Cambodia enjoys tariff-free access to the European market, except for weapons and ammunition, and its exports to European countries account for roughly 40 percent of Cambodia’s foreign sales and generate nearly $6 billion, according to EU data. The majority of Cambodia’s exports come from its textile, garment and footwear industry, which employs an estimated 800,000 people.
“However, this access is not without conditions. It comes with a responsibility to uphold and respect the values enshrined in 15 fundamental conventions of the United Nations and the International Labour Organisation,” Malmström continued. “As I have underlined many times as Commissioner for Trade, our EU trade policy must be led by our values. Accordingly, when we are faced with blatant disregard for those values, the EU must act.”
Malmström said the EU will conduct a six-month review of Cambodia’s duty-free status, and “Without clear and evident improvements on the ground, this will lead to the suspending of the trade preferences that they currently enjoy.”

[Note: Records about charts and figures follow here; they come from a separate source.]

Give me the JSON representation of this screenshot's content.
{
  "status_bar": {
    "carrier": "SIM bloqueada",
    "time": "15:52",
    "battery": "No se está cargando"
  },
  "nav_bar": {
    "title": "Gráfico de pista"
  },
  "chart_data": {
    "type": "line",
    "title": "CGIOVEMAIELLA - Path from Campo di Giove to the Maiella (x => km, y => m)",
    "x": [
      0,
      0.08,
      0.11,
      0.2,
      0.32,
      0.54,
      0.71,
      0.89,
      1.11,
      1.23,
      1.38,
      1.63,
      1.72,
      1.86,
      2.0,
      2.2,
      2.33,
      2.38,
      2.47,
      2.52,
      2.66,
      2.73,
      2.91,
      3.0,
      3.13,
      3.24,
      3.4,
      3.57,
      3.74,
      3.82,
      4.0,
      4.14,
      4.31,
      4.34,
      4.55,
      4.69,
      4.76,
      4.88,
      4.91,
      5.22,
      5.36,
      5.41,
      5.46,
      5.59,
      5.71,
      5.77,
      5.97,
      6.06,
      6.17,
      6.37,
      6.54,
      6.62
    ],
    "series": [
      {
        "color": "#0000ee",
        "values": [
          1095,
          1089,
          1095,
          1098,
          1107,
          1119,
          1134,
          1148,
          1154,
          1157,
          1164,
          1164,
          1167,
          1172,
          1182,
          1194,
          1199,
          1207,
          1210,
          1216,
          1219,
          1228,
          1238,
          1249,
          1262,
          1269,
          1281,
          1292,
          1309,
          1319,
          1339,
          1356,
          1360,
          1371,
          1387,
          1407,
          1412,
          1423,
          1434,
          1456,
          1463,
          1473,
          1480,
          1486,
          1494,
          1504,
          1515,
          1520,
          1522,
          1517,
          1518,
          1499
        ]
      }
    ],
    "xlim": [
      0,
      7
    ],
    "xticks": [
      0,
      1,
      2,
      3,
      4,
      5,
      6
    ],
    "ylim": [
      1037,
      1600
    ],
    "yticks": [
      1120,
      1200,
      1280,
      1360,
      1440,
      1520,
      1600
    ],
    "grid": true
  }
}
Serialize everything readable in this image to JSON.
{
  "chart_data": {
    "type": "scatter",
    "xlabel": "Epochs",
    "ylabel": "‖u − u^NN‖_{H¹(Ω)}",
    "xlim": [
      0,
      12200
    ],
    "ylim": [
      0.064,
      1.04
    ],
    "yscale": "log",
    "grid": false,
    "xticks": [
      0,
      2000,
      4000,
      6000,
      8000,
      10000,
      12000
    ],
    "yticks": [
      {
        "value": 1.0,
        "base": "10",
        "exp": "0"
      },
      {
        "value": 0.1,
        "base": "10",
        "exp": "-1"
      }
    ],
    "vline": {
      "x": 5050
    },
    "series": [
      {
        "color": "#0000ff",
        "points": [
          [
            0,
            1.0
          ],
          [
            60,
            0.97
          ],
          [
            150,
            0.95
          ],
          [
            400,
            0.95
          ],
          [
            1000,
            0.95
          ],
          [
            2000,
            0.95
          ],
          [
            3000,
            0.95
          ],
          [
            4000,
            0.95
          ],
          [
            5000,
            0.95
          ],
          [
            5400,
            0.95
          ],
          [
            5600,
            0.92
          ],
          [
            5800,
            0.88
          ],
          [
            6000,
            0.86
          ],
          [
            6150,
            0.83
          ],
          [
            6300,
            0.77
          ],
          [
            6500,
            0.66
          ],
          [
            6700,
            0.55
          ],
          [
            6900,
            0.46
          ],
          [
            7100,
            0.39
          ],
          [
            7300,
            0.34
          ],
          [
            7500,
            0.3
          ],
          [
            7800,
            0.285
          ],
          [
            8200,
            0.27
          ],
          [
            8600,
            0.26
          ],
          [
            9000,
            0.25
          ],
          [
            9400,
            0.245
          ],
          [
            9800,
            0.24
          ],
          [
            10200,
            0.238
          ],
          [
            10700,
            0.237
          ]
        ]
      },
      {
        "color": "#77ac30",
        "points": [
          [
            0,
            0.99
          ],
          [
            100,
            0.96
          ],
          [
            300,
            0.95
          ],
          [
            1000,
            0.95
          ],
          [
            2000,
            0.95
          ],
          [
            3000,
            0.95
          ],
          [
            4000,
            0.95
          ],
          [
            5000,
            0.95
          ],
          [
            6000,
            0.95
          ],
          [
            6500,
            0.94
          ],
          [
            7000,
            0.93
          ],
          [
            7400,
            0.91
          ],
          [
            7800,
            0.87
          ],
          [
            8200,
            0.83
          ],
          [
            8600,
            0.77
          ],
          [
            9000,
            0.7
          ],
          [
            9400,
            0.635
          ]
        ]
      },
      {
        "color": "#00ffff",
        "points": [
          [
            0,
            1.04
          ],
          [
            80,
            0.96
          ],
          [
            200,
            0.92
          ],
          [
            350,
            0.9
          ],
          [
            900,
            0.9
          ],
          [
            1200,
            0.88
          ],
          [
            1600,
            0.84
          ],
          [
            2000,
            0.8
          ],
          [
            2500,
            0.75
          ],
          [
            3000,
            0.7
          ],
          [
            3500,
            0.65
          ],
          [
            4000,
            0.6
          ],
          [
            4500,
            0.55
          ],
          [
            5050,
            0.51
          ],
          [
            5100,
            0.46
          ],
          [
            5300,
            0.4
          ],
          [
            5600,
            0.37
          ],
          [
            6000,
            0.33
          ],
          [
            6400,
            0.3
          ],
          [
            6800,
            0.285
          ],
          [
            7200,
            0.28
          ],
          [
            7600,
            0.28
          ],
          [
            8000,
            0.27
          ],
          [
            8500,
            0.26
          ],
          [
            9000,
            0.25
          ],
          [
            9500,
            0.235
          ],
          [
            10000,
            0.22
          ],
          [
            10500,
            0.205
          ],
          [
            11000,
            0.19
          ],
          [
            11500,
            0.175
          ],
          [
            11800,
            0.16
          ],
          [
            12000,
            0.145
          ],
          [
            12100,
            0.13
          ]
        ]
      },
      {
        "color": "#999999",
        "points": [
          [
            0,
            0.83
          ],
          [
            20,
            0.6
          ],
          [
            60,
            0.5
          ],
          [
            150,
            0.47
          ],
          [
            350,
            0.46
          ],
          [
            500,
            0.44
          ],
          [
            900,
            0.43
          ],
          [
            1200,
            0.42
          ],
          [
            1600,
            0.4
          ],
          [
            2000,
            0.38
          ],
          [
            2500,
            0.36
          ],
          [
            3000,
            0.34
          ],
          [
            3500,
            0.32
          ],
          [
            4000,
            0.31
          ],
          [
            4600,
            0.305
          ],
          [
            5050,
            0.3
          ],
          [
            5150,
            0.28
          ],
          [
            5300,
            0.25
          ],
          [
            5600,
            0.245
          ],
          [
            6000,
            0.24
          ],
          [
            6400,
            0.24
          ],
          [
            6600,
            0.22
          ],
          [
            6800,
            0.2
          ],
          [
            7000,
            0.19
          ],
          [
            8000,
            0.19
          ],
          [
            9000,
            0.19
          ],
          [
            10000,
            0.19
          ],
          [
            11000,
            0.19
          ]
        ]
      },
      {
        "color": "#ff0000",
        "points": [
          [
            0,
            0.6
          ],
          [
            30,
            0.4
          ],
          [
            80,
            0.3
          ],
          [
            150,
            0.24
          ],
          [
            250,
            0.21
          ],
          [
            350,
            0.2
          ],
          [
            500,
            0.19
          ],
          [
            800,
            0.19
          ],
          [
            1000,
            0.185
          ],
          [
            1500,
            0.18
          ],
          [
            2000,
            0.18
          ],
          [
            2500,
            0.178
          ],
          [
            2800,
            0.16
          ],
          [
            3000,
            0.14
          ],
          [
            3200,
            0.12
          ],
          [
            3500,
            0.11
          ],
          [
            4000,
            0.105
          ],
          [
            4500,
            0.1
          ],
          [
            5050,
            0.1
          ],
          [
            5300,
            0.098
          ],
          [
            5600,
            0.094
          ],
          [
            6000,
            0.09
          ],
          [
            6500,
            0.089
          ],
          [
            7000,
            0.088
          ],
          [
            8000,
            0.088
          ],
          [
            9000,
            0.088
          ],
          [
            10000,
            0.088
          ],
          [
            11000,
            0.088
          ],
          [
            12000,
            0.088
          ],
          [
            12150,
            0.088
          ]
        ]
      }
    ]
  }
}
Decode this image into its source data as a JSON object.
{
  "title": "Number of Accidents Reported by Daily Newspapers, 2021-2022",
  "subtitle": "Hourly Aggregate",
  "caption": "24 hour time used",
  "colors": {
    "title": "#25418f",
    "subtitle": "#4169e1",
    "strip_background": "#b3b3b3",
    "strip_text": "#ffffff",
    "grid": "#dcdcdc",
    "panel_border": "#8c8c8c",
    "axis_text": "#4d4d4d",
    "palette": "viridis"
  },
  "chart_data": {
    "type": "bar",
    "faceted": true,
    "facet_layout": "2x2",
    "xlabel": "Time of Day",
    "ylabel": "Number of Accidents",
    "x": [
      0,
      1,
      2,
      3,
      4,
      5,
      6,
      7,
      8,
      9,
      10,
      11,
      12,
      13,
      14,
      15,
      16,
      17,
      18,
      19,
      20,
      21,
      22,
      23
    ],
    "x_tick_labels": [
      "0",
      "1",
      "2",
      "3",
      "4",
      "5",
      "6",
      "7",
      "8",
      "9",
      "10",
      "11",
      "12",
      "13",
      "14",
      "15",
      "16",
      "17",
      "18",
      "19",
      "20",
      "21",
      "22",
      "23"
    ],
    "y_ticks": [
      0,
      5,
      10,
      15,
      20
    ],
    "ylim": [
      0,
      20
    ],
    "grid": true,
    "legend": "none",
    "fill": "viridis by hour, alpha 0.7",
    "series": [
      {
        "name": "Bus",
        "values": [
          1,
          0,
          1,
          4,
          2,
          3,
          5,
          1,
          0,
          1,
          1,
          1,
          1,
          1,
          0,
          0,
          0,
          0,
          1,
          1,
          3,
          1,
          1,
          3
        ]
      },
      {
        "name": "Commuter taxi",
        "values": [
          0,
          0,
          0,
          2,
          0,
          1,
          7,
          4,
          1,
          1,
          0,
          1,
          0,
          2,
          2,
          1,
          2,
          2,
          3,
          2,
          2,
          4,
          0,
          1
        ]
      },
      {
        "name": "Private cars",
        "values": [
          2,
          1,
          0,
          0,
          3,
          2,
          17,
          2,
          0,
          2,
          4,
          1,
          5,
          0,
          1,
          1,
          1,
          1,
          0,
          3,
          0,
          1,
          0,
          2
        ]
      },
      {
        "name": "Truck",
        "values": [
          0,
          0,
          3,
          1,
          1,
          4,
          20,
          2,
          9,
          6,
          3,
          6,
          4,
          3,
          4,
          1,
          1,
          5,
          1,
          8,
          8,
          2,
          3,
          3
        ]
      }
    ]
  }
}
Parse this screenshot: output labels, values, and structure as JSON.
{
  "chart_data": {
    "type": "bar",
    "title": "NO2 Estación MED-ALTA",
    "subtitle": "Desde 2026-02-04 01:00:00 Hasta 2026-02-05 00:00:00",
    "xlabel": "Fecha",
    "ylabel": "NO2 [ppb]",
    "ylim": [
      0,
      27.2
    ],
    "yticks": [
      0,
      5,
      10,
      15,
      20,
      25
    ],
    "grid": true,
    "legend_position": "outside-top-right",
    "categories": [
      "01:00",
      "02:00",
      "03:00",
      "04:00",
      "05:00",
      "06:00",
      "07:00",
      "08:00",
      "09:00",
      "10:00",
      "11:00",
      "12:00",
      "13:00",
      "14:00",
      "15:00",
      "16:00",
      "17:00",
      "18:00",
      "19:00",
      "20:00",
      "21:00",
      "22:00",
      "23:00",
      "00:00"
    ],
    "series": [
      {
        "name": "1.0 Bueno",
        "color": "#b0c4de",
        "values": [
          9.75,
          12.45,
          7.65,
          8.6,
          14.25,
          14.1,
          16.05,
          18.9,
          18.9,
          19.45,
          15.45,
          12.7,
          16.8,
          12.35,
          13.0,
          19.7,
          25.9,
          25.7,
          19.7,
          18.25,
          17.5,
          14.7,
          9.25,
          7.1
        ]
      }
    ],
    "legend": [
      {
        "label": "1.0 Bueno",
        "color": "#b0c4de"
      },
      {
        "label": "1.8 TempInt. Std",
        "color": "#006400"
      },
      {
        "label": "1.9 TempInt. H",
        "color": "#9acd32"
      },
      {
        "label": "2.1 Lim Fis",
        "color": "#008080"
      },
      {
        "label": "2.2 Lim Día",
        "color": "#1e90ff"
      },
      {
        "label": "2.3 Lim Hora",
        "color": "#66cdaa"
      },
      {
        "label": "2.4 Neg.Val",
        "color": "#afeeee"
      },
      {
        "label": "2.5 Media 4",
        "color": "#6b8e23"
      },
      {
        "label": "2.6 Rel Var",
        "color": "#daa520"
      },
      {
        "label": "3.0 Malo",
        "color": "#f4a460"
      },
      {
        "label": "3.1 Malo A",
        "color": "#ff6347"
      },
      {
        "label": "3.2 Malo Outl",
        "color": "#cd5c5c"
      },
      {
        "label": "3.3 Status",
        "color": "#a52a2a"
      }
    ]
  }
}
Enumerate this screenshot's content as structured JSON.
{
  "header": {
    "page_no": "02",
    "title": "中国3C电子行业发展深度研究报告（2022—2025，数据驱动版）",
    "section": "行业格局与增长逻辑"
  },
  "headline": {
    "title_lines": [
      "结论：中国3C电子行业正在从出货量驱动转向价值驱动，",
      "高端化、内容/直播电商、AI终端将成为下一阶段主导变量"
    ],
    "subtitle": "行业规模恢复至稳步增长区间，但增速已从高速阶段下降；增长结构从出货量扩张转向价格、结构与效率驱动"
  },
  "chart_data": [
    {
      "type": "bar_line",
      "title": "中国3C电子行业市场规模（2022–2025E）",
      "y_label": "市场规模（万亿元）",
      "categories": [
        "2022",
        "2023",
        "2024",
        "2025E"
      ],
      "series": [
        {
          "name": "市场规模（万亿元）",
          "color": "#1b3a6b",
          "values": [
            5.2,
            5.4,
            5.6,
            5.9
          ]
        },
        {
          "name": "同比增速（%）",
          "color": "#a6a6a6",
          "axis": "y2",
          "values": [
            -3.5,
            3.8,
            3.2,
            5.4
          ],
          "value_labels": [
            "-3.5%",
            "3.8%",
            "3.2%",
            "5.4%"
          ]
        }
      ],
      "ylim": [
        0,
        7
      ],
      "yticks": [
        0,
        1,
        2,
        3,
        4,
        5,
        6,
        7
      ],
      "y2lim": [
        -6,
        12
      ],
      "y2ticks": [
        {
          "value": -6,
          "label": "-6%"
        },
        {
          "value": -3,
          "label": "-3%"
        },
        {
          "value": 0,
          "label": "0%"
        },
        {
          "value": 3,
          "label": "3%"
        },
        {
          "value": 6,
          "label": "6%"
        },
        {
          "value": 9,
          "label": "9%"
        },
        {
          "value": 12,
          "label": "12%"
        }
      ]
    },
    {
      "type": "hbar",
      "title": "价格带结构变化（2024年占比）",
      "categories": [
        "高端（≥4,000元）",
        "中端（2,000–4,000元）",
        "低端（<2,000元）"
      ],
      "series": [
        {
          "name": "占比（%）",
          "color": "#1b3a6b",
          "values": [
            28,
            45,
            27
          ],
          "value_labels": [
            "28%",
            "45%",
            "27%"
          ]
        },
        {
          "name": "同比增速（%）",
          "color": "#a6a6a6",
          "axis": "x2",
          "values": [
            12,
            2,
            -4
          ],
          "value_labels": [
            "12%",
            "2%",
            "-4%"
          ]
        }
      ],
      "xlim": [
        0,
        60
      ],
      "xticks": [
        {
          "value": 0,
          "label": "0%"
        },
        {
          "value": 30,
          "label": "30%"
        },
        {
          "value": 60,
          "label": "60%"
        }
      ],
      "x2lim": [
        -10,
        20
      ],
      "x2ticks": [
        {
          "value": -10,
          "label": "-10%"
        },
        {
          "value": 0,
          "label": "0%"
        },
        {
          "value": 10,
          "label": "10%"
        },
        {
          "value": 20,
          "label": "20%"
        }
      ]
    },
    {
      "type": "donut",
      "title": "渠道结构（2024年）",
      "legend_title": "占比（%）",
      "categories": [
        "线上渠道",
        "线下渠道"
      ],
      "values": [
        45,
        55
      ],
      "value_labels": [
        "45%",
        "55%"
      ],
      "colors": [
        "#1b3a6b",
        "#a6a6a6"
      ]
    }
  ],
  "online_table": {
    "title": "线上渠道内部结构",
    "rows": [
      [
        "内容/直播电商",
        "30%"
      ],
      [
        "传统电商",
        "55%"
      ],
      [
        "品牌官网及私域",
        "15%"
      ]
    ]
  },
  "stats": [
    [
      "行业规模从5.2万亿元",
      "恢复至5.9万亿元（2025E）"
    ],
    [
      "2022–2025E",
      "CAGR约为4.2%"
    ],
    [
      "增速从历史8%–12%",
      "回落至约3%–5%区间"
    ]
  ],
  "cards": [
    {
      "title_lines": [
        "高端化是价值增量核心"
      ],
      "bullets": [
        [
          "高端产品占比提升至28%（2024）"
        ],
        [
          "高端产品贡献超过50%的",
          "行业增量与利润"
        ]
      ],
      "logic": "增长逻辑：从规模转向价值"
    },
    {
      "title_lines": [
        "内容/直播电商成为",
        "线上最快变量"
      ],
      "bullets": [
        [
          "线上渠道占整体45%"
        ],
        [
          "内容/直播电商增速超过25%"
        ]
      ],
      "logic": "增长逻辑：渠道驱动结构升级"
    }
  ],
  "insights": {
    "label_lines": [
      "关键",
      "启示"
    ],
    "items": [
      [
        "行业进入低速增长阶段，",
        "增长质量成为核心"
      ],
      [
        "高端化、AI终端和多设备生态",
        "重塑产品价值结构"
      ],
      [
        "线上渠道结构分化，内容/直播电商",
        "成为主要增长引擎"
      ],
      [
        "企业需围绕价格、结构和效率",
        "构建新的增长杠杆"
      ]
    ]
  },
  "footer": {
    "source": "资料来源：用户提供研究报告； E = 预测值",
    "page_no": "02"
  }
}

Cambodia’s government last week lashed back at the EU, saying the action would destroy years of progress.
“The Cambodian government can only take this decision as an extreme injustice when the EU blatantly disregards the considerable progress made by the country, despite its recent tragic past,” Cambodia’s Ministry of Foreign Affairs said on Thursday in a statement. “By implementing these withdrawal measures, the European Commission risks negating twenty year’s worth of development efforts.”
The EU is also considering similar trade sanctions for Myanmar, accusing the country of “blatant violation of human rights” surrounding allegations of ethnic cleansing of Rohingyas, including revelations from a recent United Nations report accusing Myanmar’s military of gang rapes and mass killings with “genocidal intent.”
Malmström said a fact-finding team is being sent to Myanmar to assess the situation on the ground, saying, “There is a clear possibility that a withdrawal [from free trade access] could be the outcome.”
Malmström did leave a sliver of hope, though she said the ball is in the southeast Asian nations’ courts.
“We are not yet at the cliff edge and there is still time for Cambodia and Myanmar to draw themselves back from the brink,” she said. “However, the consequences of the course that these countries are on are now clearly in sight.”